Opposition rejects Govt’s attempt to blame bureaucracy for dormant disaster funds
KINGSTON, Jamaica — The Opposition is calling on the Government to immediately publish a transparent expenditure plan for all outstanding disaster relief funds following a report from the auditor general indicating only 1.8 per cent of Hurricane Melissa relief funds had been spent up to February 2026.
In a statement on Thursday, Senator Cleveland Tomlinson, opposition deputy spokesperson on Productivity, Efficiency and Competitiveness, called out what he described as the Government’s attempt to hide a clear governance failure behind the convenient excuse of bureaucracy.
Tomlinson highlighted that 88 per cent of $1.44 billion in Hurricane Melissa donations remain uncommitted, with victims still waiting for relief four months after the storm.
READ: Millions Unspent
Stressing that the Amauditor general’s real-time audit is unambiguous, Tomlinson said as of February 23, 2026, four months after Hurricane Melissa made landfall, 88 per cent of the funds were not merely unspent but uncommitted entirely, meaning no plan, no contract, and no obligation existed to deploy them.
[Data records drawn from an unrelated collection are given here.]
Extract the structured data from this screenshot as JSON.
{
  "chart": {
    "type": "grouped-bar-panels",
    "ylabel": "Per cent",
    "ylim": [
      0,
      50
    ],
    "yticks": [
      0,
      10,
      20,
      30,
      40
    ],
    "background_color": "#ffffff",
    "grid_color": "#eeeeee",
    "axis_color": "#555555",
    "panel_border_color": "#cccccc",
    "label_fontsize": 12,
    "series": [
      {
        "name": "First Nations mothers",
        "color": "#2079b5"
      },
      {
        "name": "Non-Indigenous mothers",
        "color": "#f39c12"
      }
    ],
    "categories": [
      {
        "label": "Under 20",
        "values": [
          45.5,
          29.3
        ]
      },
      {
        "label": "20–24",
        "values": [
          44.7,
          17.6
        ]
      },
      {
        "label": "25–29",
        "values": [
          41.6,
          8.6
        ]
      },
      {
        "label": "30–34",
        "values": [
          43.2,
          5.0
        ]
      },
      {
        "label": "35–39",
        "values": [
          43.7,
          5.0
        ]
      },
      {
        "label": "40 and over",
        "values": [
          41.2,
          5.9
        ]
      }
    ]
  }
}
“It is unconscionable and scandalous that the Government sat on donated money while thousands of Jamaicans suffered. People were hungry. People were sleeping under damaged roofs or no roofs at all,” he argued.
“Families were struggling to rebuild their lives, and the money donated by generous Jamaicans and well-wishers to help them was simply sitting idle, going nowhere.”
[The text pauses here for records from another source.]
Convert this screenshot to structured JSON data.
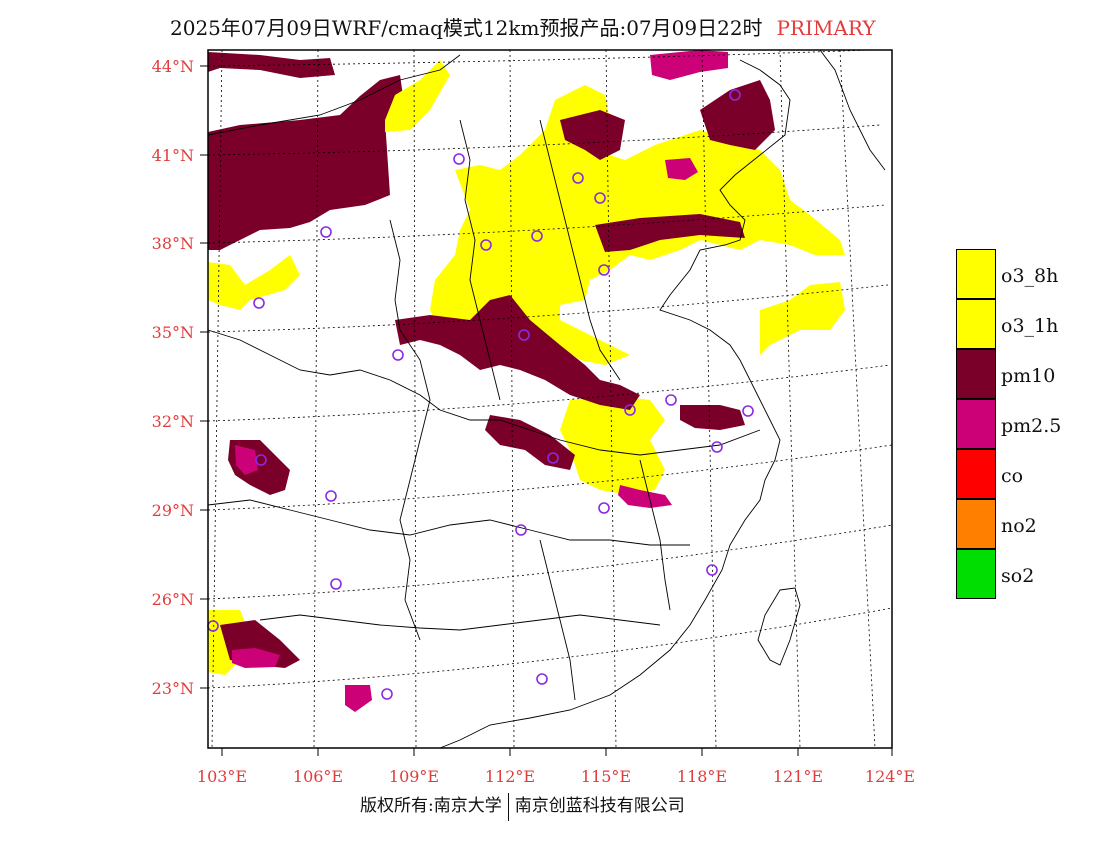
{
  "title": {
    "main": "2025年07月09日WRF/cmaq模式12km预报产品:07月09日22时",
    "tag": "PRIMARY"
  },
  "colors": {
    "o3_8h": "#ffff00",
    "o3_1h": "#ffff00",
    "pm10": "#7b0029",
    "pm2_5": "#cc0077",
    "co": "#ff0000",
    "no2": "#ff7f00",
    "so2": "#00dd00",
    "label": "#e23b3b",
    "station": "#8a2be2"
  },
  "lat_labels": [
    "44°N",
    "41°N",
    "38°N",
    "35°N",
    "32°N",
    "29°N",
    "26°N",
    "23°N"
  ],
  "lon_labels": [
    "103°E",
    "106°E",
    "109°E",
    "112°E",
    "115°E",
    "118°E",
    "121°E",
    "124°E"
  ],
  "legend": [
    {
      "key": "o3_8h",
      "label": "o3_8h"
    },
    {
      "key": "o3_1h",
      "label": "o3_1h"
    },
    {
      "key": "pm10",
      "label": "pm10"
    },
    {
      "key": "pm2_5",
      "label": "pm2.5"
    },
    {
      "key": "co",
      "label": "co"
    },
    {
      "key": "no2",
      "label": "no2"
    },
    {
      "key": "so2",
      "label": "so2"
    }
  ],
  "footer": {
    "left": "版权所有:南京大学",
    "right": "南京创蓝科技有限公司"
  }
}
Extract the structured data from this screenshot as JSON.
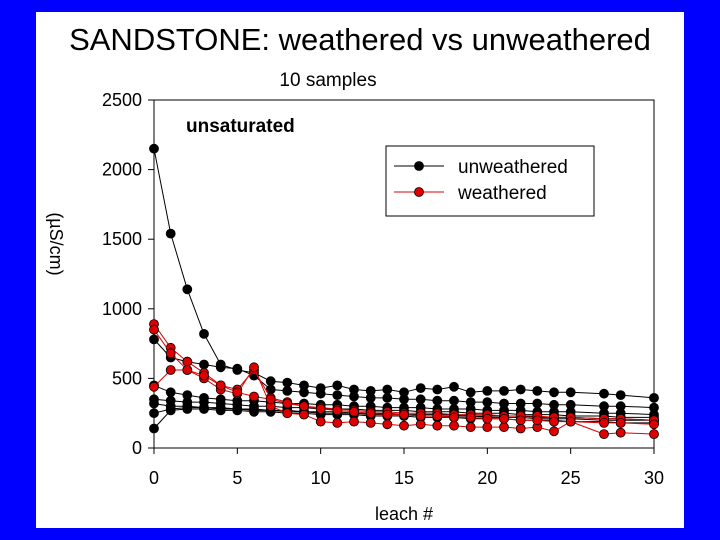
{
  "slide": {
    "title": "SANDSTONE: weathered vs unweathered",
    "background": "#0000ff"
  },
  "chart_data": {
    "type": "line",
    "title": "SANDSTONE: weathered vs unweathered",
    "subtitle": "10 samples",
    "annotation": "unsaturated",
    "xlabel": "leach #",
    "ylabel": "(µS/cm)",
    "xlim": [
      0,
      30
    ],
    "ylim": [
      0,
      2500
    ],
    "xticks": [
      0,
      5,
      10,
      15,
      20,
      25,
      30
    ],
    "yticks": [
      0,
      500,
      1000,
      1500,
      2000,
      2500
    ],
    "grid": false,
    "legend_position": "top-right",
    "legend": [
      {
        "name": "unweathered",
        "color": "#000000",
        "marker": "#000000"
      },
      {
        "name": "weathered",
        "color": "#dd0000",
        "marker": "#dd0000"
      }
    ],
    "x": [
      0,
      1,
      2,
      3,
      4,
      5,
      6,
      7,
      8,
      9,
      10,
      11,
      12,
      13,
      14,
      15,
      16,
      17,
      18,
      19,
      20,
      21,
      22,
      23,
      24,
      25,
      27,
      28,
      30
    ],
    "series": [
      {
        "name": "unweathered",
        "group": "unweathered",
        "values": [
          2150,
          1540,
          1140,
          820,
          600,
          560,
          540,
          480,
          470,
          450,
          430,
          450,
          420,
          410,
          420,
          400,
          430,
          420,
          440,
          400,
          410,
          410,
          420,
          410,
          400,
          400,
          390,
          380,
          360
        ]
      },
      {
        "name": "unweathered",
        "group": "unweathered",
        "values": [
          780,
          650,
          620,
          600,
          580,
          570,
          520,
          420,
          410,
          400,
          390,
          380,
          370,
          360,
          360,
          350,
          350,
          340,
          340,
          330,
          330,
          320,
          320,
          320,
          310,
          310,
          300,
          300,
          290
        ]
      },
      {
        "name": "unweathered",
        "group": "unweathered",
        "values": [
          450,
          400,
          380,
          360,
          350,
          340,
          340,
          330,
          320,
          320,
          310,
          310,
          300,
          300,
          290,
          290,
          290,
          280,
          280,
          280,
          270,
          270,
          270,
          260,
          260,
          260,
          250,
          250,
          240
        ]
      },
      {
        "name": "unweathered",
        "group": "unweathered",
        "values": [
          350,
          340,
          330,
          330,
          320,
          310,
          300,
          300,
          290,
          290,
          280,
          280,
          280,
          270,
          270,
          270,
          260,
          260,
          260,
          250,
          250,
          250,
          240,
          240,
          240,
          230,
          230,
          220,
          220
        ]
      },
      {
        "name": "unweathered",
        "group": "unweathered",
        "values": [
          320,
          300,
          300,
          290,
          290,
          280,
          280,
          270,
          270,
          260,
          260,
          260,
          250,
          250,
          250,
          240,
          240,
          240,
          240,
          230,
          230,
          230,
          230,
          220,
          220,
          220,
          210,
          210,
          200
        ]
      },
      {
        "name": "unweathered",
        "group": "unweathered",
        "values": [
          250,
          280,
          290,
          290,
          280,
          280,
          270,
          270,
          260,
          260,
          250,
          250,
          250,
          240,
          240,
          240,
          230,
          230,
          230,
          230,
          220,
          220,
          220,
          210,
          210,
          210,
          200,
          200,
          200
        ]
      },
      {
        "name": "unweathered",
        "group": "unweathered",
        "values": [
          140,
          270,
          280,
          280,
          270,
          270,
          260,
          260,
          250,
          250,
          240,
          240,
          240,
          230,
          230,
          230,
          220,
          220,
          220,
          210,
          210,
          210,
          200,
          200,
          200,
          190,
          190,
          180,
          180
        ]
      },
      {
        "name": "weathered",
        "group": "weathered",
        "values": [
          890,
          720,
          620,
          540,
          450,
          420,
          560,
          360,
          330,
          300,
          290,
          280,
          270,
          260,
          260,
          250,
          250,
          250,
          240,
          240,
          240,
          230,
          230,
          230,
          220,
          220,
          210,
          210,
          200
        ]
      },
      {
        "name": "weathered",
        "group": "weathered",
        "values": [
          850,
          680,
          560,
          500,
          420,
          390,
          580,
          300,
          250,
          240,
          190,
          180,
          190,
          180,
          170,
          160,
          170,
          160,
          160,
          150,
          150,
          150,
          140,
          150,
          120,
          190,
          100,
          110,
          100
        ]
      },
      {
        "name": "weathered",
        "group": "weathered",
        "values": [
          440,
          560,
          560,
          520,
          450,
          400,
          370,
          350,
          320,
          300,
          280,
          270,
          260,
          250,
          240,
          240,
          230,
          230,
          220,
          220,
          210,
          210,
          200,
          200,
          190,
          190,
          180,
          180,
          170
        ]
      }
    ]
  }
}
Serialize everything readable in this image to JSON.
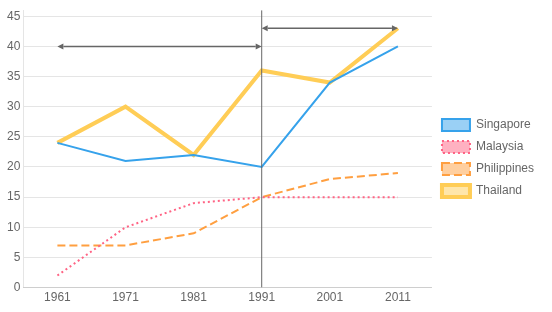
{
  "chart_data": {
    "type": "line",
    "x": [
      1961,
      1971,
      1981,
      1991,
      2001,
      2011
    ],
    "series": [
      {
        "name": "Singapore",
        "values": [
          24,
          21,
          22,
          20,
          34,
          40
        ],
        "line_style": "solid"
      },
      {
        "name": "Malaysia",
        "values": [
          2,
          10,
          14,
          15,
          15,
          15
        ],
        "line_style": "dotted"
      },
      {
        "name": "Philippines",
        "values": [
          7,
          7,
          9,
          15,
          18,
          19
        ],
        "line_style": "dashed"
      },
      {
        "name": "Thailand",
        "values": [
          24,
          30,
          22,
          36,
          34,
          43
        ],
        "line_style": "solid"
      }
    ],
    "xlim": [
      1956,
      2016
    ],
    "xticks": [
      1961,
      1971,
      1981,
      1991,
      2001,
      2011
    ],
    "ylim": [
      0,
      46
    ],
    "yticks": [
      0,
      5,
      10,
      15,
      20,
      25,
      30,
      35,
      40,
      45
    ],
    "grid": "y",
    "legend": "right",
    "vline": 1991,
    "arrows": [
      {
        "from": 1961,
        "to": 1991,
        "y": 40
      },
      {
        "from": 1991,
        "to": 2011,
        "y": 43
      }
    ]
  }
}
“Bureaucracy slows spending. It does not prevent a government from committing funds to a purpose. The question Jamaicans deserve answered is this: why, four months after Hurricane Melissa, did 88 per cent of donated funds have no commitment whatsoever attached to them?” said Tomlinson.
Noting that the audit further revealed that $138.8 million of Hurricane Beryl donations in 2024 remained idle and were never reported to the Ministry of Finance, as required by law, Tomlinson described the issue as a failure that predates any conversation about the National Reconstruction and Resilience Authority (NaRRA) entirely.
READ: NaRRA to dismantle bureaucratic bungling, says Duncan
The senator described it as a pattern of inefficiency on the part of the government, not that red tape prevented proper planning.
“Senator Morgan cannot credibly blame red tape for money that was never directed anywhere. These are not bureaucratic delays. This is a governance failure, and Jamaicans who donated in good faith deserve accountability, not spin,” Senator Tomlinson added.